Sous le capitalisme, on est dépossédé-e-s du sens, du temps et de l'espace. On est passé d'une paysannerie auto-suffisante qui n'échangeait que ses surplus, à des entreprises agricoles et des paysan-ne-s qui achètent au supermarché et qui ont essentiellement le même mode de vie qu'en ville. La spéculation foncière augmente, dans certaines régions les résidences secondaires pour friqué-é-s du nord accaparent le marché, "les bons plans" pour accéder à la terre sont parfois inexistants.
L'achat de terre est inimaginable pour la plupart des précaires urbains. Y a-t-il une ouverture possible avec les groupements d'achat collectif? Ensuite, cette ouverture peut-elle réellement remplir les besoins de base (nourriture, habitat...) à un niveau collectif?
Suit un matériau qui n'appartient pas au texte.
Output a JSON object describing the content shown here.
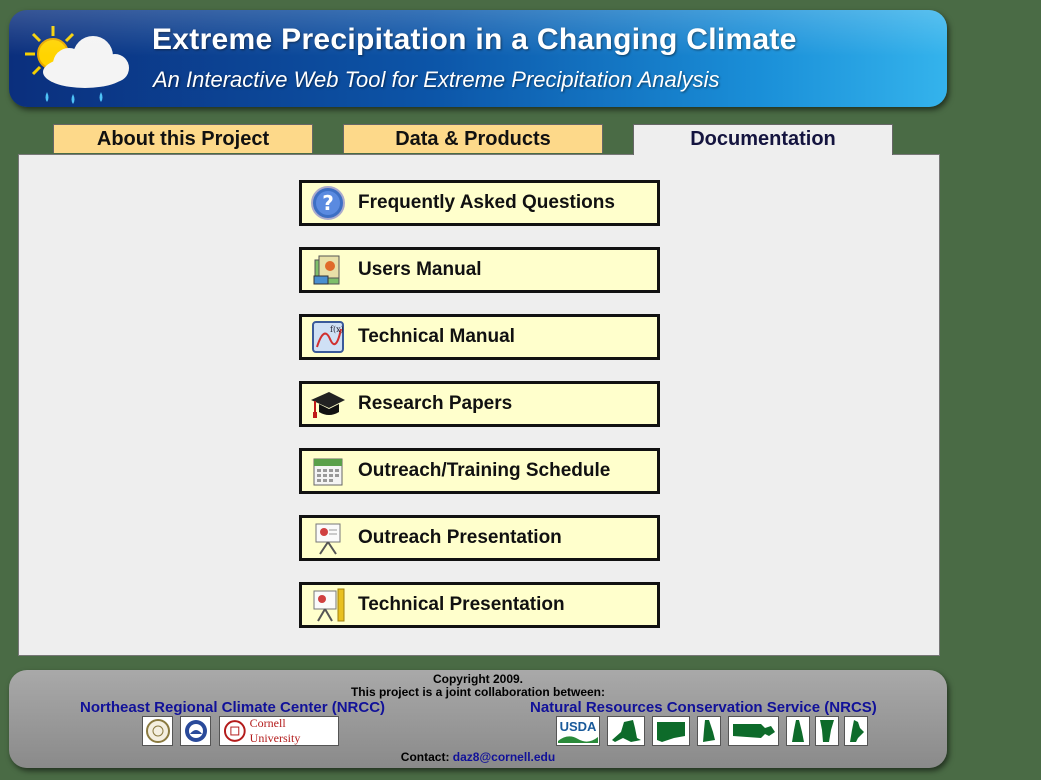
{
  "header": {
    "title": "Extreme Precipitation in a Changing Climate",
    "subtitle": "An Interactive Web Tool for Extreme Precipitation Analysis",
    "logo_icon": "sun-cloud-rain-icon"
  },
  "tabs": [
    {
      "label": "About this Project",
      "active": false
    },
    {
      "label": "Data & Products",
      "active": false
    },
    {
      "label": "Documentation",
      "active": true
    }
  ],
  "documentation": {
    "items": [
      {
        "label": "Frequently Asked Questions",
        "icon": "question-icon"
      },
      {
        "label": "Users Manual",
        "icon": "manual-icon"
      },
      {
        "label": "Technical Manual",
        "icon": "function-graph-icon"
      },
      {
        "label": "Research Papers",
        "icon": "graduation-cap-icon"
      },
      {
        "label": "Outreach/Training Schedule",
        "icon": "calendar-icon"
      },
      {
        "label": "Outreach Presentation",
        "icon": "presentation-easel-icon"
      },
      {
        "label": "Technical Presentation",
        "icon": "presentation-easel-icon"
      }
    ]
  },
  "footer": {
    "copyright": "Copyright 2009.",
    "collab": "This project is a joint collaboration between:",
    "org_left": "Northeast Regional Climate Center (NRCC)",
    "org_right": "Natural Resources Conservation Service (NRCS)",
    "left_logos": [
      "noaa-ncdc-logo",
      "nws-logo"
    ],
    "cornell_text": "Cornell University",
    "usda_text": "USDA",
    "states": [
      "new-york-state-icon",
      "connecticut-state-icon",
      "new-hampshire-state-icon",
      "massachusetts-state-icon",
      "new-hampshire-state-icon",
      "vermont-state-icon",
      "maine-state-icon"
    ],
    "contact_label": "Contact:",
    "contact_email": "daz8@cornell.edu"
  },
  "colors": {
    "background": "#4a6b45",
    "tab_inactive": "#fdd98a",
    "button_bg": "#ffffcc",
    "link": "#111199"
  }
}
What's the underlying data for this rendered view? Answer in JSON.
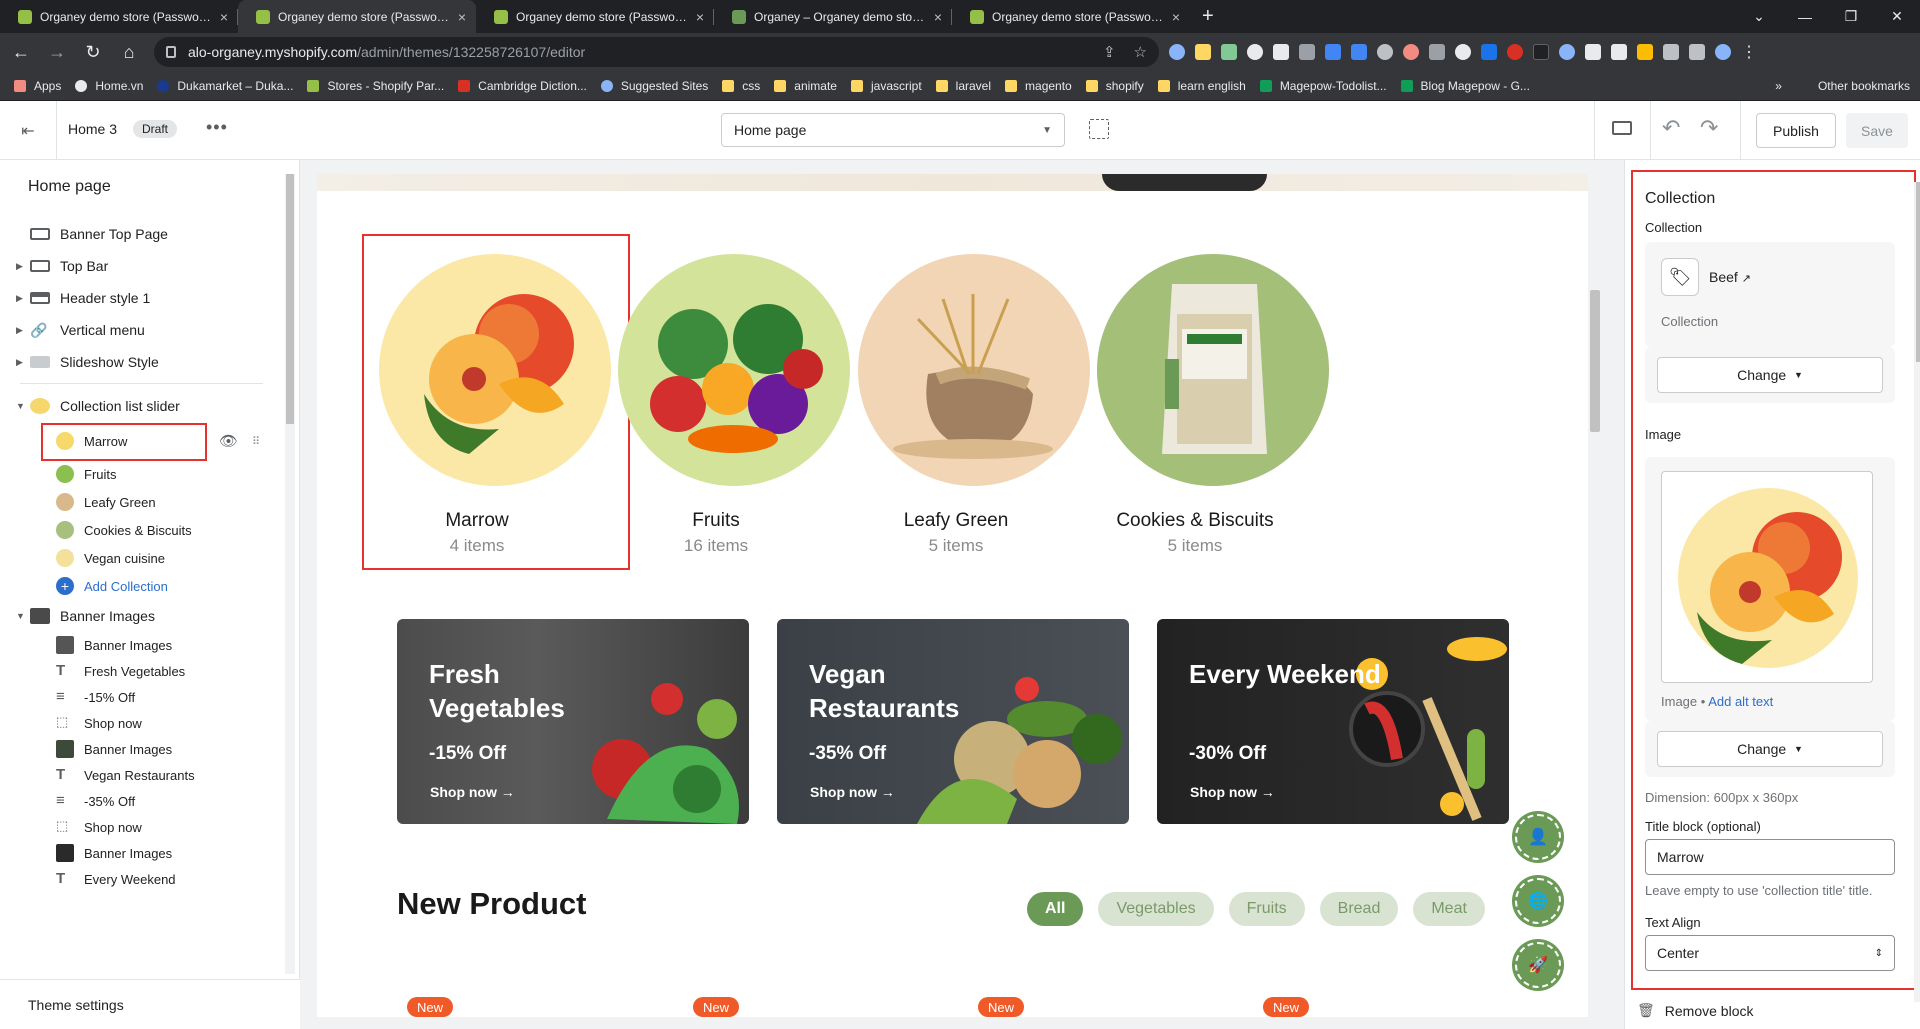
{
  "browser": {
    "tabs": [
      {
        "title": "Organey demo store (Password: a",
        "active": false
      },
      {
        "title": "Organey demo store (Password: a",
        "active": true
      },
      {
        "title": "Organey demo store (Password: a",
        "active": false
      },
      {
        "title": "Organey – Organey demo store (",
        "active": false
      },
      {
        "title": "Organey demo store (Password: a",
        "active": false
      }
    ],
    "url_domain": "alo-organey.myshopify.com",
    "url_path": "/admin/themes/132258726107/editor",
    "bookmarks": [
      "Apps",
      "Home.vn",
      "Dukamarket – Duka...",
      "Stores - Shopify Par...",
      "Cambridge Diction...",
      "Suggested Sites",
      "css",
      "animate",
      "javascript",
      "laravel",
      "magento",
      "shopify",
      "learn english",
      "Magepow-Todolist...",
      "Blog Magepow - G..."
    ],
    "other_bookmarks": "Other bookmarks"
  },
  "editor": {
    "theme_name": "Home 3",
    "status_badge": "Draft",
    "page_selector": "Home page",
    "publish_label": "Publish",
    "save_label": "Save"
  },
  "sidebar": {
    "title": "Home page",
    "sections_top": [
      "Banner Top Page",
      "Top Bar",
      "Header style 1",
      "Vertical menu",
      "Slideshow Style"
    ],
    "collection_section": "Collection list slider",
    "collection_blocks": [
      "Marrow",
      "Fruits",
      "Leafy Green",
      "Cookies & Biscuits",
      "Vegan cuisine"
    ],
    "add_collection": "Add Collection",
    "banner_section": "Banner Images",
    "banner_blocks": [
      "Banner Images",
      "Fresh Vegetables",
      "-15% Off",
      "Shop now",
      "Banner Images",
      "Vegan Restaurants",
      "-35% Off",
      "Shop now",
      "Banner Images",
      "Every Weekend"
    ],
    "theme_settings": "Theme settings"
  },
  "preview": {
    "categories": [
      {
        "name": "Marrow",
        "count": "4 items"
      },
      {
        "name": "Fruits",
        "count": "16 items"
      },
      {
        "name": "Leafy Green",
        "count": "5 items"
      },
      {
        "name": "Cookies & Biscuits",
        "count": "5 items"
      }
    ],
    "banners": [
      {
        "title": "Fresh Vegetables",
        "discount": "-15% Off",
        "cta": "Shop now →"
      },
      {
        "title": "Vegan Restaurants",
        "discount": "-35% Off",
        "cta": "Shop now →"
      },
      {
        "title": "Every Weekend",
        "discount": "-30% Off",
        "cta": "Shop now →"
      }
    ],
    "new_product_title": "New Product",
    "filters": [
      "All",
      "Vegetables",
      "Fruits",
      "Bread",
      "Meat"
    ],
    "new_badge": "New"
  },
  "settings": {
    "title": "Collection",
    "collection_label": "Collection",
    "collection_name": "Beef",
    "collection_sub": "Collection",
    "change_label": "Change",
    "image_label": "Image",
    "image_prefix": "Image •",
    "add_alt_text": "Add alt text",
    "dimension": "Dimension: 600px x 360px",
    "title_block_label": "Title block (optional)",
    "title_block_value": "Marrow",
    "title_block_hint": "Leave empty to use 'collection title' title.",
    "text_align_label": "Text Align",
    "text_align_value": "Center",
    "remove_block": "Remove block"
  },
  "colors": {
    "accent_green": "#6a9a56",
    "highlight_red": "#e5322d",
    "link_blue": "#2c6ecb",
    "badge_orange": "#f05a28"
  }
}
L'exemple de l'Irlande est intéressant: dans la plupart des villes, des liens communautaires se créent autour de jardins collectifs dans des arrière-cours ou des terrains en friche. Des activistes lancent de telles structures dans l'idée de faire face à la raréfaction du pétrole qui va bientôt causer une pénurie mondiale de nourriture, sachant que les rendements actuels sont soutenus par les produits pétrochimiques. Cuba a su faire face à une telle situation de type "pic du pétrole" causée par l'embargo, en re-développant une agriculture décentralisée, s'appuyant largement sur des jardins urbains communautaires. La stratégie des activistes irlandais est de créer des poches d'autonomie alimentaire qui devront essaimer pour rendre les villes largement autosuffisantes. Un des enjeux principaux est de faire de ce premier pas vers le collectif un tremplin pour que les gens se politisent sur les questions globales, ce qui fonctionne plus ou moins bien selon les villes. Actuellement ce mouvement est en train de grandir rapidement, des nouveaux quartiers viennent demander conseil à ceux qui ont déjà commencé, etc... Fait intéressant: les gens des quartiers s'approprient rapidement cet outil, tandis qu'on voit rarement les activistes mettre la main à la terre...
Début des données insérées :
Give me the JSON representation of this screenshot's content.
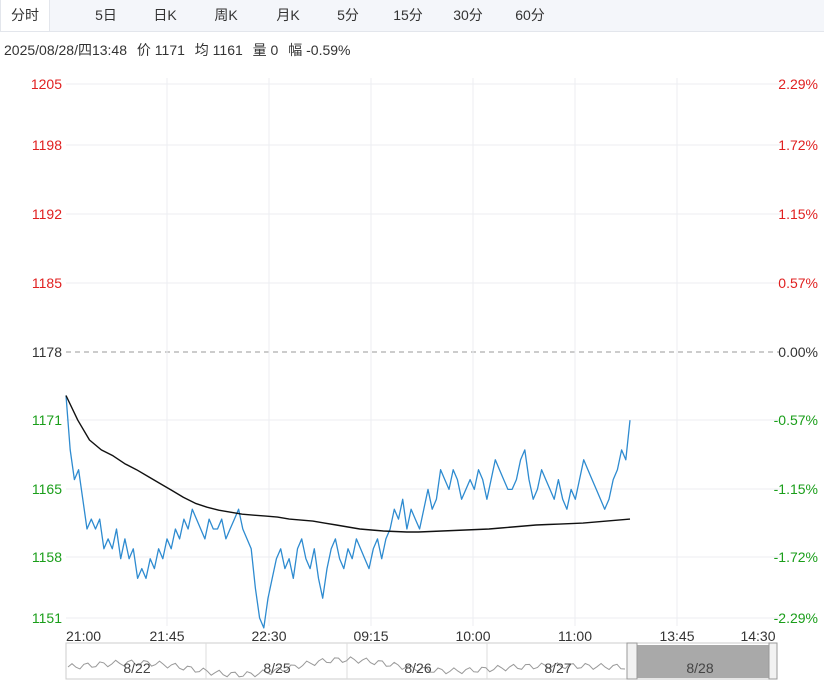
{
  "tabs": [
    {
      "label": "分时",
      "active": true
    },
    {
      "label": "5日"
    },
    {
      "label": "日K"
    },
    {
      "label": "周K"
    },
    {
      "label": "月K"
    },
    {
      "label": "5分"
    },
    {
      "label": "15分"
    },
    {
      "label": "30分"
    },
    {
      "label": "60分"
    }
  ],
  "info": {
    "datetime": "2025/08/28/四13:48",
    "price": "价 1171",
    "avg": "均 1161",
    "volume": "量 0",
    "change": "幅 -0.59%"
  },
  "colors": {
    "up": "#e02020",
    "down": "#1a9e1a",
    "neutral": "#333333",
    "price_line": "#2e8bd0",
    "avg_line": "#111111"
  },
  "chart_data": {
    "type": "line",
    "ylim": [
      1151,
      1205
    ],
    "base_price": 1178,
    "left_ticks": [
      "1205",
      "1198",
      "1192",
      "1185",
      "1178",
      "1171",
      "1165",
      "1158",
      "1151"
    ],
    "right_ticks": [
      "2.29%",
      "1.72%",
      "1.15%",
      "0.57%",
      "0.00%",
      "-0.57%",
      "-1.15%",
      "-1.72%",
      "-2.29%"
    ],
    "x_ticks": [
      "21:00",
      "21:45",
      "22:30",
      "09:15",
      "10:00",
      "11:00",
      "13:45",
      "14:30"
    ],
    "series": [
      {
        "key": "price",
        "values": [
          1173.5,
          1168,
          1165,
          1166,
          1163,
          1160,
          1161,
          1160,
          1161,
          1158,
          1159,
          1158,
          1160,
          1157,
          1159,
          1157,
          1158,
          1155,
          1156,
          1155,
          1157,
          1156,
          1158,
          1157,
          1159,
          1158,
          1160,
          1159,
          1161,
          1160,
          1162,
          1161,
          1160,
          1159,
          1161,
          1160,
          1160,
          1161,
          1159,
          1160,
          1161,
          1162,
          1160,
          1159,
          1158,
          1154,
          1151,
          1150,
          1153,
          1155,
          1157,
          1158,
          1156,
          1157,
          1155,
          1158,
          1159,
          1157,
          1156,
          1158,
          1155,
          1153,
          1156,
          1158,
          1159,
          1157,
          1156,
          1158,
          1157,
          1159,
          1158,
          1157,
          1156,
          1158,
          1159,
          1157,
          1159,
          1160,
          1162,
          1161,
          1163,
          1160,
          1162,
          1161,
          1160,
          1162,
          1164,
          1162,
          1163,
          1166,
          1165,
          1164,
          1166,
          1165,
          1163,
          1164,
          1165,
          1164,
          1166,
          1165,
          1163,
          1165,
          1167,
          1166,
          1165,
          1164,
          1164,
          1165,
          1167,
          1168,
          1165,
          1163,
          1164,
          1166,
          1165,
          1164,
          1163,
          1165,
          1163,
          1162,
          1164,
          1163,
          1165,
          1167,
          1166,
          1165,
          1164,
          1163,
          1162,
          1163,
          1165,
          1166,
          1168,
          1167,
          1171
        ],
        "x_range": [
          0,
          134
        ]
      },
      {
        "key": "avg",
        "values": [
          1173.5,
          1171,
          1169,
          1168,
          1167.4,
          1166.6,
          1166,
          1165.3,
          1164.6,
          1163.9,
          1163.2,
          1162.6,
          1162.2,
          1161.9,
          1161.7,
          1161.5,
          1161.4,
          1161.3,
          1161.2,
          1161.0,
          1160.9,
          1160.8,
          1160.6,
          1160.4,
          1160.2,
          1160.0,
          1159.9,
          1159.8,
          1159.75,
          1159.7,
          1159.7,
          1159.75,
          1159.8,
          1159.85,
          1159.9,
          1159.95,
          1160.0,
          1160.1,
          1160.2,
          1160.3,
          1160.4,
          1160.45,
          1160.5,
          1160.55,
          1160.6,
          1160.7,
          1160.8,
          1160.9,
          1161.0
        ],
        "x_range": [
          0,
          134
        ]
      }
    ]
  },
  "navigator": {
    "dates": [
      "8/22",
      "8/25",
      "8/26",
      "8/27",
      "8/28"
    ]
  }
}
- idée de s'inspirer des luttes dans des pays plus pauvres pour la "terre à celles-ceux qui la travaillent" (contexte différent où l'autonomie est question de survie)
- ici certaines occupations aboutissent à des succès partiels
- idée de s'attaquer aux organismes qui gèrent la spéculation, au niveau étatique ou privé
- développer les liens entre luttes, ville-campagne...
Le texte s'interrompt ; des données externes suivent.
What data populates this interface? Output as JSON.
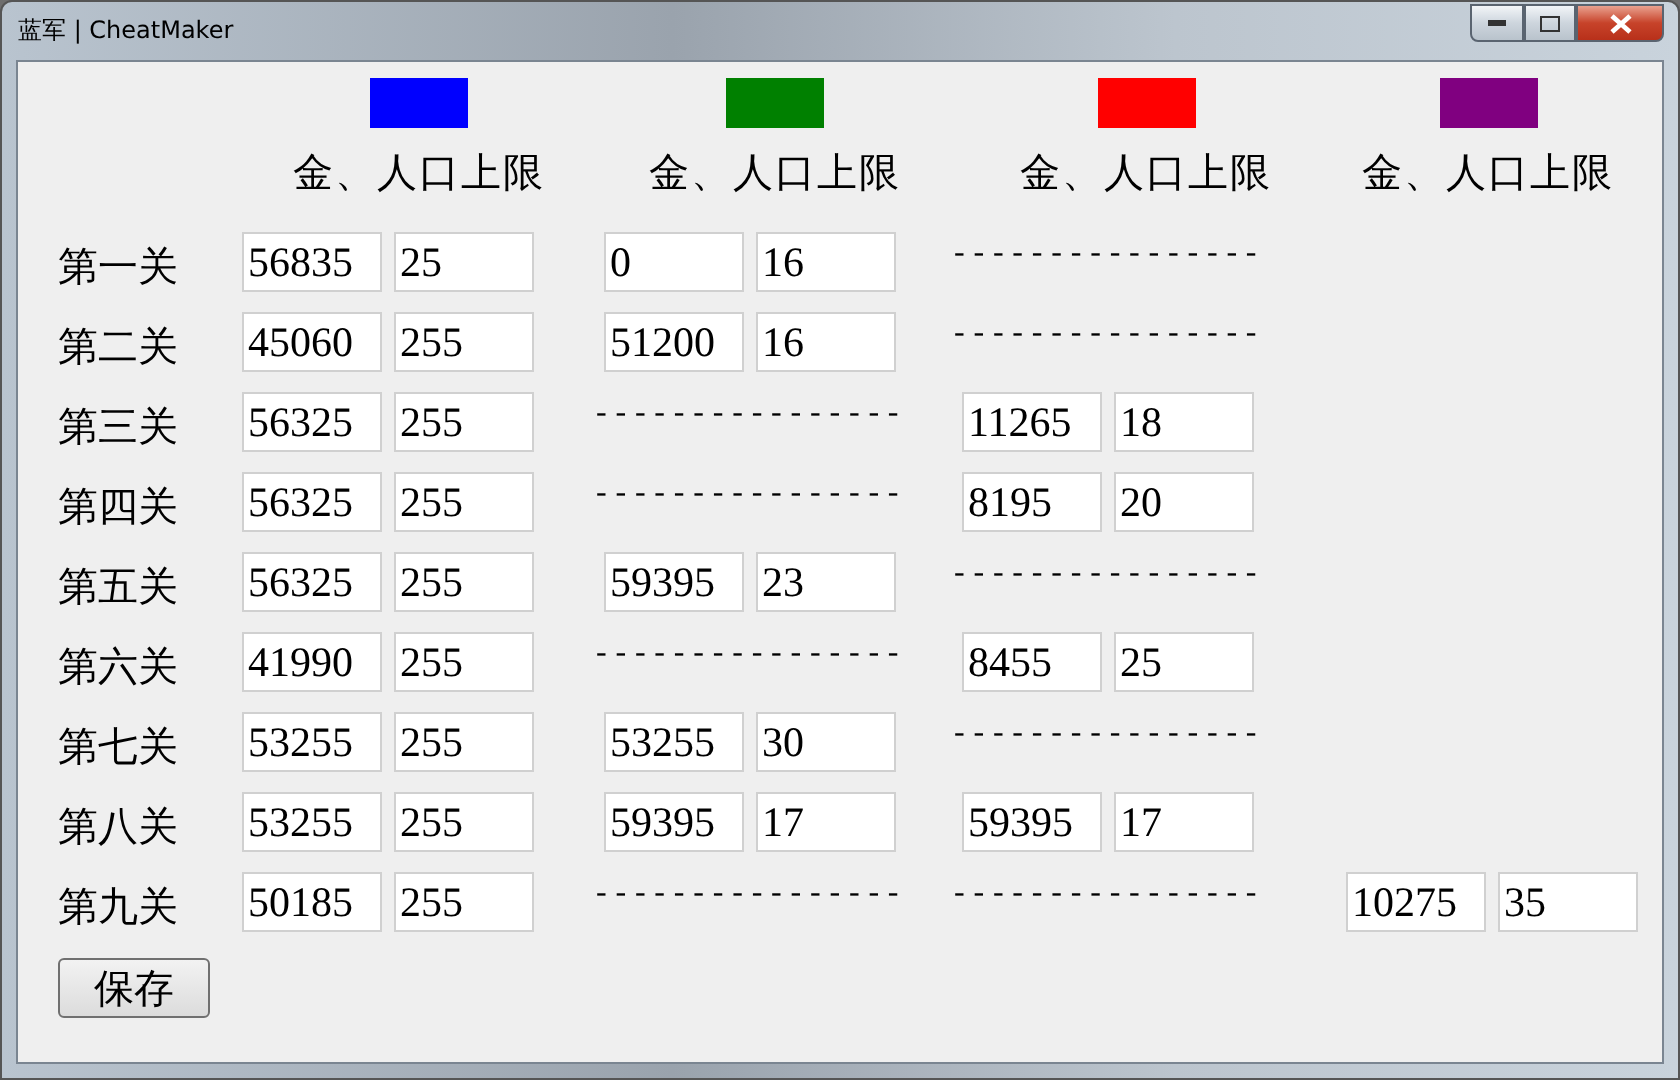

- réfléchir à quelle part de notre temps on veut consacrer à la survie, quelle part pour l'action politique, quelle part pour les relations humaines, quelle part pour le jeu et la créativité... Pour ne pas tomber dans une dynamique de travail séparé de la vie!
Débat à Baluet
En attendant une synthèse, on a juste retranscrit le débat intervention par intervention
- lors des discussions qui ont déjà eu lieu au sujet des moyens pour lutter contre la propriété privée qui est plus vaste que la seule question de la terre, la question se pose : quels compromis faire quand on met en place des outils techniques pour empêcher la spéculation (SCI,GFA...) ?
- les gens qui sont à la campagne ont une certaine vision de la terre alors que les gens qui sont en ville en ont une autre...
- il ne faut pas seulement créer des bulles affinitaires où l'on oublie le contexte général mais faire face aux questions de l'habitat dans son ensemble, surtout en ce qui concerne tous les gens qui habitent en ville. Tout le monde ne peut pas se regrouper de façon affinitaire, d'autant plus dans le long terme.
- les SCI ou GFA donnent un accès direct à la propriété, ce qui n'est presque pas possible en ville. On négocie des compromis dans le contexte de la propriété privée pour pouvoir pérenniser des lieux.
- Il est essentiel de monter des structures associatives dont on peut définir la forme, ce qui est possible en SCI, au lieu de faire des GFA, outils capitalistes qui ont trop souvent virés vers des projets spéculatifs. On peut se demander pourquoi on continue à monter des GFA, si ce n'est pour en faire hériter ses enfants...
- comment passer de la survie à la vie? D'abord des groupes se forment autour de projets et trouvent ensuite des lieux. La campagne est moins dense, ce qui ne veut pas dire que c'est plus facile, par exemple il est plus difficile de squatter à la campagne. Comment arriver à pérenniser sans risquer de voir les groupes éclater?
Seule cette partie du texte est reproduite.